Niko's manufacturing Income Statement is presented in the next table ( units sold 750,000)
Per Unit Total
Sales $48.00 $36,000,000
Variable Costs
Direct Materials $14.00 $10,500,000.00
Direct Labor $10.00 $7,500,000.00
Factor Overhead $3.50 $2,625,000.00
Selling $1.50 $1,125,000.00
Total Variable Cost $21,750,000.00
Fixed Cost
Overhead $5.27 $3,950,000.00
Selling $4.67 $3,500,000.00
Administrative $6.53 $4,900,000.00
Total Fixed Costs $12,350,000.00
Pre Tax Income $1,900,000.00
Required
Calculate Contribution Margin per unit
Calculate Contribution Margin Ratio
Calculate Break Even Point in units
Calculate Break Even Point in $sales
What is the actual % margin of safety in units?
What is the actual % margin of safety in $sales?
Calculate actual Degree of Operating Leverage
If Niko’s pretax income goal is 9 million, how much units the company needs to sale
If Niko’s pretax income goal is 9 million, how much will be the $sales
A new technology will increase the operations’ efficiency.
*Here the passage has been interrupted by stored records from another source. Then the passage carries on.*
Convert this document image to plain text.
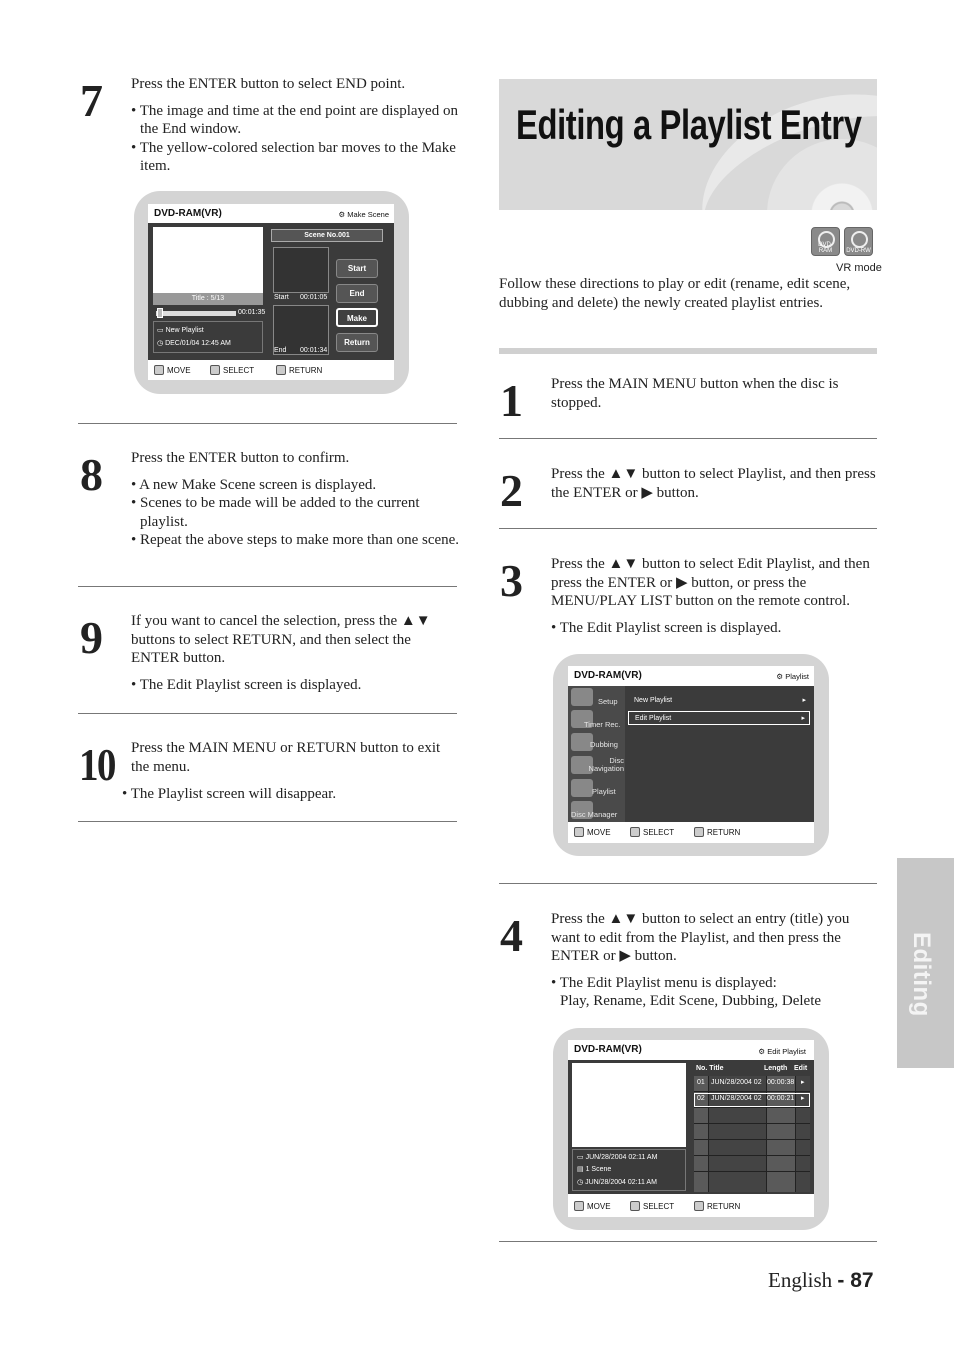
7 Press the ENTER button to select END point.

• The image and time at the end point are displayed on the End window.

• The yellow-colored selection bar moves to the Make item.

DVD-RAM(VR)	⚙ Make Scene
Title : 5/13
00:01:35
▭ New Playlist
◷ DEC/01/04 12:45 AM
Scene No.001
Start 00:01:05
End 00:01:34
Start
End
Make
Return
MOVE	SELECT	RETURN
8 Press the ENTER button to confirm.

• A new Make Scene screen is displayed.

• Scenes to be made will be added to the current playlist.

• Repeat the above steps to make more than one scene.

9 If you want to cancel the selection, press the ▲▼ buttons to select RETURN, and then select the ENTER button.

• The Edit Playlist screen is displayed.

10 Press the MAIN MENU or RETURN button to exit the menu.

• The Playlist screen will disappear.
Editing a Playlist Entry
DVD-RAM	DVD-RW
VR mode
Follow these directions to play or edit (rename, edit scene, dubbing and delete) the newly created playlist entries.
1 Press the MAIN MENU button when the disc is stopped.

2 Press the ▲▼ button to select Playlist, and then press the ENTER or ▶ button.

3 Press the ▲▼ button to select Edit Playlist, and then press the ENTER or ▶ button, or press the MENU/PLAY LIST button on the remote control.

• The Edit Playlist screen is displayed.

DVD-RAM(VR)	⚙ Playlist
Setup
Timer Rec.
Dubbing
Disc Navigation
Playlist
Disc Manager
New Playlist	▸
Edit Playlist	▸
MOVE	SELECT	RETURN
4 Press the ▲▼ button to select an entry (title) you want to edit from the Playlist, and then press the ENTER or ▶ button.

• The Edit Playlist menu is displayed:

Play, Rename, Edit Scene, Dubbing, Delete

DVD-RAM(VR)	⚙ Edit Playlist
▭ JUN/28/2004 02:11 AM
▤ 1 Scene
◷ JUN/28/2004 02:11 AM
No. Title	Length Edit
01 JUN/28/2004 02 00:00:38 ▸
02 JUN/28/2004 02 00:00:21 ▸
MOVE	SELECT	RETURN
Editing
English - 87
This new technique will reduce the direct material cost per unit by $1.00 and the direct labor cost by $.50, but will increase the fixed overhead cost by 1.5 million. The company is considering the implantation of this new technology.
Using this new data:
Calculate Contribution Margin per unit
Calculate Contribution Margin Ratio
Calculate Break Even Point in units
Calculate Break Even Point in $sales
Calculate Degree of Operating Leverage (with sales of 750,000 units)
Is the new technology a good decision?
How you explain the change in degree of operating leverage?